Alexandrino Alexsandro Oliveira, Oliveira Andre Rodrigues, Jean Géraldine, Fertin Guillaume, Dias Ulisses, Dias Zanoni
Institute of Computing, University of Campinas, Campinas, Brazil.
Computing and Informatics Department, Mackenzie Presbyterian University, Barueri, Brazil.
J Comput Biol. 2023 Aug;30(8):861-876. doi: 10.1089/cmb.2023.0087. Epub 2023 May 24.
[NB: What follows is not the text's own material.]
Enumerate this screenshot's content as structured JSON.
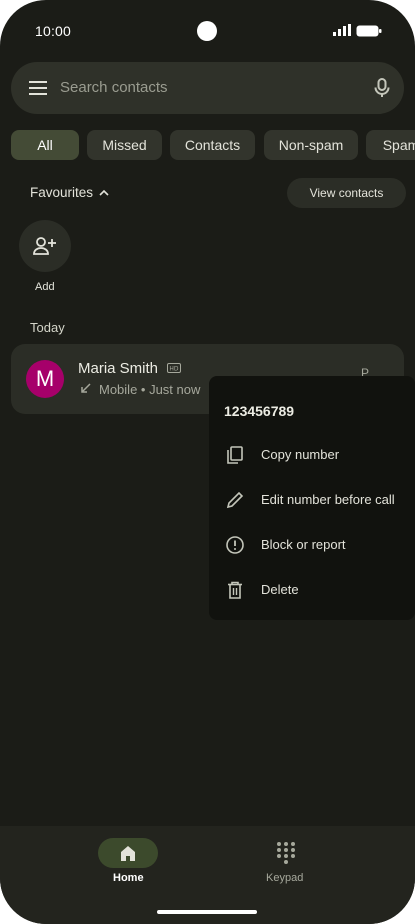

The most common way to calculate the rearrangement distance between two genomes is to use the size of a minimum length sequence of rearrangements that transforms one of the two given genomes into the other, where the genomes are represented as permutations using only their gene order, based on the assumption that genomes have the same gene content. With the advance of research in genome rearrangements, new works extended the classical models by either considering genomes with different gene content (unbalanced genomes) or including more genomic characteristics to the mathematical representation of the genomes, such as the distribution of intergenic regions sizes. In this study, we study the Reversal, Transposition, and Indel (Insertion and Deletion) Distance using intergenic information, which allows comparing unbalanced genomes, because indels are included in the rearrangement model (i.e., the set of possible rearrangements allowed when we compute the distance). For the particular case of transpositions and indels on unbalanced genomes, we present a 4-approximation algorithm, improving a previous 4.5 approximation. This algorithm is extended so as to deal with gene orientation and to maintain the 4-approximation factor for the Reversal, Transposition, and Indel Distance on unbalanced genomes. Furthermore, we evaluate the proposed algorithms using experiments on simulated data.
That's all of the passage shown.